O córrego Caboré, que fica próximo à instituição, foi o ponto de partida para quatro turmas do 6º ano e três do 7º ano do Ensino Fundamental descobrirem de onde vem e para onde vai a água que abastece suas casas, o esgoto e o lixo e os impactos causados pelo homem na natureza.
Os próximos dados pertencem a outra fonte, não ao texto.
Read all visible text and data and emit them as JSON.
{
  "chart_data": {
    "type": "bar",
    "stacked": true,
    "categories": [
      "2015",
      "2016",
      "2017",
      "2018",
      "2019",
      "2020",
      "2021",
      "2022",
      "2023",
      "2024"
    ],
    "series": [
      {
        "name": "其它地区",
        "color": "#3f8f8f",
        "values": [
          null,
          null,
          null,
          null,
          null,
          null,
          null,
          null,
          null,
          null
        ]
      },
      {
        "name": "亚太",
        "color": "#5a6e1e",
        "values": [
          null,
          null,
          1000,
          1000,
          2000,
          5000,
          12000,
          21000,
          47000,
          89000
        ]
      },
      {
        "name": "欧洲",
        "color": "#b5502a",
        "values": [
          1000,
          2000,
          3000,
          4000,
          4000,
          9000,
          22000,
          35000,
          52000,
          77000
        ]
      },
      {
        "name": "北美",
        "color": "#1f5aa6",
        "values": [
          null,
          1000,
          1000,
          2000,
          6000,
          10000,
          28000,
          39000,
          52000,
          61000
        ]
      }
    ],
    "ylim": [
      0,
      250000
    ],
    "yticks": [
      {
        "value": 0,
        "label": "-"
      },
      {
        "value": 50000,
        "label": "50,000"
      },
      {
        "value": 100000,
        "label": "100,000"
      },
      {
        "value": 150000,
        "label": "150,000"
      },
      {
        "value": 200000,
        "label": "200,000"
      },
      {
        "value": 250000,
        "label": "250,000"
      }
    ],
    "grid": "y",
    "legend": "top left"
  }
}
Desde março de 2016, mais de 190 alunos das turmas do 6º e do 7º ano do Ensino Fundamental do Colégio Dumont Villares, em São Paulo, estão envolvidos em um projeto de pesquisa e aprendizado de situações relacionadas ao saneamento básico. A atividade, baseada no projeto colaborativo “O Básico do Saneamento”, do Educacional, terminará em novembro, quando será apresentada uma fotonovela com todo o material compilado. O Educacional é um conjunto de soluções para a sala de aula desenvolvido pela Positivo Informática Tecnologia Educacional.
 

“Quando desenvolvemos o projeto, queríamos que nossos alunos atravessassem o muro da escola, vissem os impactos causados pelo homem na natureza e conhecessem quais são os problemas do nosso bairro. Desde o início, tem sido um desafio de conscientização sobre a importância do descarte correto do esgoto e do lixo. Com atitude e consciência acreditamos que é possível ajudar o nosso planeta”, afirma Juliano Vinas, coordenador de Ciências do Colégio Guilherme Dumont Villares.
 

O projeto começou com uma pesquisa feita pelos alunos com seus pais para coletar dados sobre a água que abastece suas casas e sobre o descarte correto de lixo. Depois, os estudantes foram ao córrego Caboré, que fica nas proximidades do Colégio, para observar e fotografar o grande volume de lixo deixado nas margens, sentir o mau cheiro e avaliar a condição do fundo do córrego. “Os alunos recolheram amostras, realizaram testes no laboratório do colégio e concluíram que a água é bastante poluída”, completa Vinas.
 

Para conscientizar a comunidade sobre a importância do descarte correto de lixo, os alunos customizaram a barraca da pesca da Festa Junina e, ao invés de peixes, os participantes precisavam “pescar” o lixo do córrego fictício. “Os alunos continuam envolvidos em várias ações do projeto e temos certeza de que muito material ainda será coletado e que a fotonovela será um sucesso”, finaliza o coordenador.